In severe infestations, the best course of action may be to discard the plant to prevent the spread of the pests to other plants in your home.
Frequently Asked Questions
What kind of light do cyclamen need?
Cyclamen prefer indirect, bright light for about 4-6 hours a day. The definition of indirect light can vary based on the time of year. It should not cast a clean shadow and should pass through objects like blinds, curtains, or tree leaves. East or west exposures offering 4-6 hours of sunlight are ideal. Filtered southern exposure for 4-5 hours might also be sufficient. Look out for signs of excessive light like leaf curling or leggy growth and adjust as necessary.
Will my cyclamen bloom again after dormancy?

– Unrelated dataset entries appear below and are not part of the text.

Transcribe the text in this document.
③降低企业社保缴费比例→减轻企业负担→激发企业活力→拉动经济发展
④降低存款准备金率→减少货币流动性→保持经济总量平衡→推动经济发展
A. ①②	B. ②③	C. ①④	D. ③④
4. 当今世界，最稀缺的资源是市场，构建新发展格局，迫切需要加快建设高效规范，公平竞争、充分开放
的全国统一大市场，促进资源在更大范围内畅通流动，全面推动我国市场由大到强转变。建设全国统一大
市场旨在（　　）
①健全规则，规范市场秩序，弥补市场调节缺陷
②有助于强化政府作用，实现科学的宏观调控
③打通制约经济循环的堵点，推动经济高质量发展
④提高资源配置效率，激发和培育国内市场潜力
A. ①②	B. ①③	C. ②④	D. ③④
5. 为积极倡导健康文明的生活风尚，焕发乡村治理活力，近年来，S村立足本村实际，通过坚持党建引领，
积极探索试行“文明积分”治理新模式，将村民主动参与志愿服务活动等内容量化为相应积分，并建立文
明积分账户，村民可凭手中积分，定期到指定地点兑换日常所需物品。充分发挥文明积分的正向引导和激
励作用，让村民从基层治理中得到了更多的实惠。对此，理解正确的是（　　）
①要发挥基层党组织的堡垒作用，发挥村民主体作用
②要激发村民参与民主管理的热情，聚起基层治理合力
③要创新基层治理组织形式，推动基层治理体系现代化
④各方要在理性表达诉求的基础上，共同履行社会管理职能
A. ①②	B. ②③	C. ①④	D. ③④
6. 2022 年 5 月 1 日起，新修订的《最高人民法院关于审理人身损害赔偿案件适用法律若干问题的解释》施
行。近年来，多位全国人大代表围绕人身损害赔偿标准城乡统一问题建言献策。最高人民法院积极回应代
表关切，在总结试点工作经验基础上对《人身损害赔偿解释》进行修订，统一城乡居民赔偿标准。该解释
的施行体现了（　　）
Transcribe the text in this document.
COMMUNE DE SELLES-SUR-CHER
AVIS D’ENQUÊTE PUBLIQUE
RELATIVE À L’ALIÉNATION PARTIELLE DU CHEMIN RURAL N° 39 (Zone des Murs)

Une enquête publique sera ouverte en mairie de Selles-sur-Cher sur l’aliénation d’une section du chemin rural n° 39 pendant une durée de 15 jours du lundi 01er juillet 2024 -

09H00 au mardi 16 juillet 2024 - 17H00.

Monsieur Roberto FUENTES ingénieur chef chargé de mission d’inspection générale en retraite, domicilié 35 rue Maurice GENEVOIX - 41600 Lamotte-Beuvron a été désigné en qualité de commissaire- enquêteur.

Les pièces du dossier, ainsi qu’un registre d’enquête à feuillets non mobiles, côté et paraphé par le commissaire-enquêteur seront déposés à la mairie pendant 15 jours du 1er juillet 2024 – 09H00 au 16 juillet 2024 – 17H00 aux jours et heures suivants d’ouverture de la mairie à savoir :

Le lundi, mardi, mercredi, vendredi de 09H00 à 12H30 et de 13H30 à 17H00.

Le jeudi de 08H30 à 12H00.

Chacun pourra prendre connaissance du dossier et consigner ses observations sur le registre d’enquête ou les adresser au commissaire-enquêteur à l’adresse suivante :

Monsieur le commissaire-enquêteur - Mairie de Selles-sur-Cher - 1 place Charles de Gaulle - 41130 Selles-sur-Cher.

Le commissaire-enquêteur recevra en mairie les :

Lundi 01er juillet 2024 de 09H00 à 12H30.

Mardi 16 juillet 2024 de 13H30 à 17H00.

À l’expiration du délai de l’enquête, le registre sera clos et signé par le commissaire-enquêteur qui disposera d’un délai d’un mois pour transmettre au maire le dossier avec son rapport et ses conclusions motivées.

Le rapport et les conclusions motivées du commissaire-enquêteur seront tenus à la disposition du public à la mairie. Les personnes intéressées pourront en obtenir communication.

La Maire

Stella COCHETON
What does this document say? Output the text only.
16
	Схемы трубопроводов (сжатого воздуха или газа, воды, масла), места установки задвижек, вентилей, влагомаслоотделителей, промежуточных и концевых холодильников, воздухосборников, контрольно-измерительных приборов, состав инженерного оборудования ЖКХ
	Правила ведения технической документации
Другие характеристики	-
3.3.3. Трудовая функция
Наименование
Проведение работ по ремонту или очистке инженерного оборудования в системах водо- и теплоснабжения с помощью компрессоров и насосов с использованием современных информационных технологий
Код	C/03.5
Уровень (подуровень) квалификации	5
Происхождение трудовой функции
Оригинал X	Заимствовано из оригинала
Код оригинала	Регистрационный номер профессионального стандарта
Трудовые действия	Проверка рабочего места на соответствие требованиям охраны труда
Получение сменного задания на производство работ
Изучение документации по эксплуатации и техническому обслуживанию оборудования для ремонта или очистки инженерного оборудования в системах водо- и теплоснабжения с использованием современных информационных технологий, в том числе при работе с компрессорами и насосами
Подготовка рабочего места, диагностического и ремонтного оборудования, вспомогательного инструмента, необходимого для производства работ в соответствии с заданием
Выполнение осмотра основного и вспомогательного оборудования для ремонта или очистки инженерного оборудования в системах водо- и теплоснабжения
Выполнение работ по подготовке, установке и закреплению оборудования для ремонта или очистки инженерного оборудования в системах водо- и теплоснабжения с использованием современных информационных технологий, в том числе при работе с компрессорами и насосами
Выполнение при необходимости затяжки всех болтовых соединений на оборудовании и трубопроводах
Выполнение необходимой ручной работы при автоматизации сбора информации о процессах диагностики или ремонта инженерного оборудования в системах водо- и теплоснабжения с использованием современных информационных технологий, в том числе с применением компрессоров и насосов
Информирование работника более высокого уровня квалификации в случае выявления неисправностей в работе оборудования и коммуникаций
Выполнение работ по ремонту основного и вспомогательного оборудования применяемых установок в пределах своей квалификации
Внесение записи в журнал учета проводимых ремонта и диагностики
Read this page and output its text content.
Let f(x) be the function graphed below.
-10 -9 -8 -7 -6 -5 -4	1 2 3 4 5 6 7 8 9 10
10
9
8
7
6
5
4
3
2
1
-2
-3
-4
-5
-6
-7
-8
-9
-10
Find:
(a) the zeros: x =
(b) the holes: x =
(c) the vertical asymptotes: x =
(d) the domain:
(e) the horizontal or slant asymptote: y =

Possibly. In an average household, the light levels may not be intense enough to trigger a second flowering of your cyclamen. However, this doesn’t mean it’s impossible. If the cyclamen starts showing new growth post-dormancy, move it to a brightly lit location. Also, increase the watering frequency and add a monthly feeding of a phosphorus-rich liquid houseplant fertilizer to your cyclamen maintenance.
What type of fertilizer do cyclamen require?
Cyclamen are not too particular about fertilizers. A phosphorus-rich houseplant fertilizer would promote flower production and blooming. The label will guide you with the right fertilizer-water ratio and frequency of application. However, avoid fertilizing as the plant enters dormancy, as this can interfere with the plant’s rest period and potentially harm its overall health.
The yellowing of cyclamen leaves indicates plant distress. The causes could range from over or under-watering to pest infestation. Now that you understand the basic life cycle of cyclamen, you can identify the cause of yellowing foliage more easily and solve problems more quickly.